So one year, she decided to find the true answer. She built a small wooden sundial and marked the sun’s shadow every day. She watched the river swell with meltwater, listened for the first cicada, and noted when her school switched to summer uniforms. She asked the town’s old fisherman, who said summer starts when the chicha grape is sweet. She asked the baker, who said it starts when the first tourist buys a cold mote con huesillo.
But Catalina felt the answer was incomplete. She knew that in textbooks, the southern hemisphere’s summer officially began in late December, opposite to the northern hemisphere’s June start. Yet in her valley, the air was still cool, the plum trees just budding.

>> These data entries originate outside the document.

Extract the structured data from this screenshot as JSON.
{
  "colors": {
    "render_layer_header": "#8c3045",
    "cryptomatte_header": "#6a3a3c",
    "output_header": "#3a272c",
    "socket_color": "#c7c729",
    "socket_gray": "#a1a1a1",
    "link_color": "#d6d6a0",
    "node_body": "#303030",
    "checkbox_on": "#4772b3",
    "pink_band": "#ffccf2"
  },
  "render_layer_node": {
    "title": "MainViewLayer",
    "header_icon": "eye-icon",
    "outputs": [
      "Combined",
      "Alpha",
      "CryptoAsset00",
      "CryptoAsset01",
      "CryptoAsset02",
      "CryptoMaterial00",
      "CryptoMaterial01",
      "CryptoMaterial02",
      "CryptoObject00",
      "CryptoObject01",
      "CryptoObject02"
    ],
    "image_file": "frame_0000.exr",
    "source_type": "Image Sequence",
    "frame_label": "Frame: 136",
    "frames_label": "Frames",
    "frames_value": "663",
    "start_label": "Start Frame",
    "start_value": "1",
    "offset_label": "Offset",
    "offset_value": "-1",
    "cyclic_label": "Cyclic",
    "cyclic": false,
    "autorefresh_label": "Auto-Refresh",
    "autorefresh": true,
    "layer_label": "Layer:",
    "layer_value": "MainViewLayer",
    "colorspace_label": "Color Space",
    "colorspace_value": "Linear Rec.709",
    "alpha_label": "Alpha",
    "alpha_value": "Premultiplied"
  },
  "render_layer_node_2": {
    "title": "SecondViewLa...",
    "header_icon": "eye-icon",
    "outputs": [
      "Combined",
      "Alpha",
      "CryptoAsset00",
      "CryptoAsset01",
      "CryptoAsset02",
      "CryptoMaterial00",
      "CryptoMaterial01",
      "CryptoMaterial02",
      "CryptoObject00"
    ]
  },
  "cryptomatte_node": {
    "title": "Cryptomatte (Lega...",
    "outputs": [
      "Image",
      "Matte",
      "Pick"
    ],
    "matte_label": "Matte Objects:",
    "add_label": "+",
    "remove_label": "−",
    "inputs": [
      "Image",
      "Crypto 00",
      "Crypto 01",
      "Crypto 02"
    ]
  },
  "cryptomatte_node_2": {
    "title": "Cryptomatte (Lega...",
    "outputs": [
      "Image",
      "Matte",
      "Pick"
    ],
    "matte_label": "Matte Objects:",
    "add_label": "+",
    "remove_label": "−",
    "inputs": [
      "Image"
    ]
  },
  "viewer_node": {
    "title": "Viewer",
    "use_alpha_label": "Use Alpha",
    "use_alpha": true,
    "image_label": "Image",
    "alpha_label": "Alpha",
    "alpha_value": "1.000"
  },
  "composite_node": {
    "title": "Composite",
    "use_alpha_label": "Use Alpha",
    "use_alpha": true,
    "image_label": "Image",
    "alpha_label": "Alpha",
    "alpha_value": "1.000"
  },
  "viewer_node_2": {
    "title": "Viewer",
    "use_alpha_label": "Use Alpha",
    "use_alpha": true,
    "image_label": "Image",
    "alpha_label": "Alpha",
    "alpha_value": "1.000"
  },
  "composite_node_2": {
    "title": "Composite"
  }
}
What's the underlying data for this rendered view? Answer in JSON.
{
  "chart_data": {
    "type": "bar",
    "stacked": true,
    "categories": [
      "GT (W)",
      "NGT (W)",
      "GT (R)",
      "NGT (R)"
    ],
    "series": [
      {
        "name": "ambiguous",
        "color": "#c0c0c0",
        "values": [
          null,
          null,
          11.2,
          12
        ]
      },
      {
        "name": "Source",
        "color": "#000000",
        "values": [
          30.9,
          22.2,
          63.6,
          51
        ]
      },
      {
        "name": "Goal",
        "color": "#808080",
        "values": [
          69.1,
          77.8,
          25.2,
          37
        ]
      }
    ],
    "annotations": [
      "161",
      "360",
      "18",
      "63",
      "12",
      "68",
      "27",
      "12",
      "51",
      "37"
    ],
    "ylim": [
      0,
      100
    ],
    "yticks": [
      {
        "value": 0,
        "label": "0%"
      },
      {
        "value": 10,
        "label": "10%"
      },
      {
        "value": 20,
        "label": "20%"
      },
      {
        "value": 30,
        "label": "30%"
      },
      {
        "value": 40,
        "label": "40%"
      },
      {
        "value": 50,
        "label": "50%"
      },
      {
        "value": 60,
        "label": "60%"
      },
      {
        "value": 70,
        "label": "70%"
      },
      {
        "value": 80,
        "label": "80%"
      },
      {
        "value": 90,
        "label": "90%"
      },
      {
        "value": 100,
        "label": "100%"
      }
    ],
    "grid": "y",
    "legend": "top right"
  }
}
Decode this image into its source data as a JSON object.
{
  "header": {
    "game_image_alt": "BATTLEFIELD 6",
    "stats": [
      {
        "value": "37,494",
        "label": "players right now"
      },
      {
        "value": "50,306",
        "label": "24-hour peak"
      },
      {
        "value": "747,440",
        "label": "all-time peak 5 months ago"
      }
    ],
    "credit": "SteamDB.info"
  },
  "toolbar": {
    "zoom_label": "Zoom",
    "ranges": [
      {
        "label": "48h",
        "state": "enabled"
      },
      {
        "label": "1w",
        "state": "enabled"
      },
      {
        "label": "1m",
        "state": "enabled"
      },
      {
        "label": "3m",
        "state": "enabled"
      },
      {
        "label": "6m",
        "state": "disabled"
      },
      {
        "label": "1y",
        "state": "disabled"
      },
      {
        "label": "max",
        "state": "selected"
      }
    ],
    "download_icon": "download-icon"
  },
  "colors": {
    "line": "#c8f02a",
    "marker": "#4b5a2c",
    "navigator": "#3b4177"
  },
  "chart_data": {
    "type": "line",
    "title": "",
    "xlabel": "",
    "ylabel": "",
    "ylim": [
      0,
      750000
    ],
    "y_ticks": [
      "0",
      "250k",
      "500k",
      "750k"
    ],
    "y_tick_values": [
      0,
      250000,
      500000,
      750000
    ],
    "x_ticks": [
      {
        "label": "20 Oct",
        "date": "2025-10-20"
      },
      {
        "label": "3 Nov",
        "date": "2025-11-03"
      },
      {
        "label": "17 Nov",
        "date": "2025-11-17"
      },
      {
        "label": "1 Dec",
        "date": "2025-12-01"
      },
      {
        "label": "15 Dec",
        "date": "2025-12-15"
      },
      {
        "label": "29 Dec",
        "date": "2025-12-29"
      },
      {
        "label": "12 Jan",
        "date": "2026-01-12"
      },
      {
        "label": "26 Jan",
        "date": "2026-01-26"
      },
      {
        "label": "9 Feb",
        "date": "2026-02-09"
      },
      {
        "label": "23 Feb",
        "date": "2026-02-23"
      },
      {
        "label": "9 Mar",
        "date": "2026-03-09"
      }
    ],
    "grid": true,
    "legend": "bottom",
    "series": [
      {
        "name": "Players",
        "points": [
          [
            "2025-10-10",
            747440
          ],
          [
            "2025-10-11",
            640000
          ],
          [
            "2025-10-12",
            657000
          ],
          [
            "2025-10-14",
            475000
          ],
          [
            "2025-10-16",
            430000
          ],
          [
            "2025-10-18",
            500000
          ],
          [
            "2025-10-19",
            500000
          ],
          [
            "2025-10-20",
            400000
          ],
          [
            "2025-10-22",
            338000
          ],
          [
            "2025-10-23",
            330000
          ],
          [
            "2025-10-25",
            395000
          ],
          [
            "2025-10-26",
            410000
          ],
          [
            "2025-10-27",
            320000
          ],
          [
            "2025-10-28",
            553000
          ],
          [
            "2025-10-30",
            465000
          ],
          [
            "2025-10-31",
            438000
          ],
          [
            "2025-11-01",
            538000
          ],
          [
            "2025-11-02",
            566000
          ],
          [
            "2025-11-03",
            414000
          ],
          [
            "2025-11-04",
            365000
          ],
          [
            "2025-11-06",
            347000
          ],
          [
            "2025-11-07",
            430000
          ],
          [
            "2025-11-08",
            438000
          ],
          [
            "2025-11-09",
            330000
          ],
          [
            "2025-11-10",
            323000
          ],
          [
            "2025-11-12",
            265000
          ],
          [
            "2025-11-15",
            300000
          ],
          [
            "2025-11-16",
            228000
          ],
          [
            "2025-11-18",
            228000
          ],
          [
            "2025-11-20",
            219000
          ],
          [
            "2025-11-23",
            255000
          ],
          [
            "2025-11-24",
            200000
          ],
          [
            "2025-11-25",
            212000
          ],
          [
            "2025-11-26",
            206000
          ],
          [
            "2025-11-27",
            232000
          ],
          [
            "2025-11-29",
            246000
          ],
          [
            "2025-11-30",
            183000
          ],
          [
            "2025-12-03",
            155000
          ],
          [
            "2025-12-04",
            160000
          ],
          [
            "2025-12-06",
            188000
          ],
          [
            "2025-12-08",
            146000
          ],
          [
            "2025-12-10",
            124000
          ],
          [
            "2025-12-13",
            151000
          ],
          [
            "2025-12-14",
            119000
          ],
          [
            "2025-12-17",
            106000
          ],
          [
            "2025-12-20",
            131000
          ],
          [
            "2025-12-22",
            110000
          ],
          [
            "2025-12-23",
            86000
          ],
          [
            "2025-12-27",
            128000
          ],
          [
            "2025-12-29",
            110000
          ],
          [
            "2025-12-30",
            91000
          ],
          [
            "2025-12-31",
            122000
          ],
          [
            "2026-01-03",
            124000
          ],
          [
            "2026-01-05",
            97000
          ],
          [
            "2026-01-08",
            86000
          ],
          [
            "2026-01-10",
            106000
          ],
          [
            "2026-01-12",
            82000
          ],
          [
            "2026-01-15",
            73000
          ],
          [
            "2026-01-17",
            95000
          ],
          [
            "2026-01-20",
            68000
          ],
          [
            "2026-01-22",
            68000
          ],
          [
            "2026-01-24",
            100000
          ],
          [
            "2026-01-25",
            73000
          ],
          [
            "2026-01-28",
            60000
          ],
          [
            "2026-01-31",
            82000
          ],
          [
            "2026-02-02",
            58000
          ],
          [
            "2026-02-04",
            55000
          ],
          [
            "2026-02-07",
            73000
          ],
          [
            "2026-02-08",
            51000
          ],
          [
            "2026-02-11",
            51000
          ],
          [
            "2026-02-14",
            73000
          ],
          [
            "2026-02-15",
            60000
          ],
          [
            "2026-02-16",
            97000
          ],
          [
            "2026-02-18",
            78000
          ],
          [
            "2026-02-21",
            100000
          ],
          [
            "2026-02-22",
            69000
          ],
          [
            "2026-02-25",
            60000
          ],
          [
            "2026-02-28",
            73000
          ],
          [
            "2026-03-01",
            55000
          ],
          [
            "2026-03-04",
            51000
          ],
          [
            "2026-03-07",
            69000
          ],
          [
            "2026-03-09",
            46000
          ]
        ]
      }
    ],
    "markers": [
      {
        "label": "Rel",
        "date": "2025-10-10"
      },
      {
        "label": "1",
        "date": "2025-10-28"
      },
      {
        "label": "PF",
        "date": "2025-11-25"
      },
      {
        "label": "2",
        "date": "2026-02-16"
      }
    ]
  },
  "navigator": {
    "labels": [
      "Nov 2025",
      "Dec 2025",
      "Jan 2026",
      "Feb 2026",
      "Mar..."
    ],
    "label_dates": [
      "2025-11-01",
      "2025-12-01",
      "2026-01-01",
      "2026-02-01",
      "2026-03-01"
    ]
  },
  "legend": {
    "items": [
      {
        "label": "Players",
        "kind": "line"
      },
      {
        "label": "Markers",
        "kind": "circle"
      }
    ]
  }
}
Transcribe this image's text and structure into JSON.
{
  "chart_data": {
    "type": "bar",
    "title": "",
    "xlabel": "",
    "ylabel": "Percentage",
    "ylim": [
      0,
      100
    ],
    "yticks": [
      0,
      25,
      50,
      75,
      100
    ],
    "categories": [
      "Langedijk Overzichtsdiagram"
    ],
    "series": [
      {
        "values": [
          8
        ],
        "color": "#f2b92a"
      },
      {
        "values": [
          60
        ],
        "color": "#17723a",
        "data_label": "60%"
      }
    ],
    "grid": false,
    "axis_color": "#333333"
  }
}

Meanwhile, her cousin in Buenos Aires was already swatting mosquitoes. when does summer start southern hemisphere
In a small town nestled in the Andes of southern Chile, a curious twelve-year-old named Catalina asked her abuela the same question every December: “When does summer truly start, Abuela?” So one year, she decided to find the true answer
On December 21st, the solstice arrived. Her abuela lit a fire as usual, but Catalina ran outside. The sun was high, the sky clear—but the earth still felt like spring. She waited. She asked the town’s old fisherman, who said
Her abuela laughed. “The calendar said eleven days ago.”
And that, as Catalina learned, was the real answer to “when does summer start in the southern hemisphere?” — not a fixed date, but a feeling, witnessed in different ways from the Atacama to the Cape of Good Hope.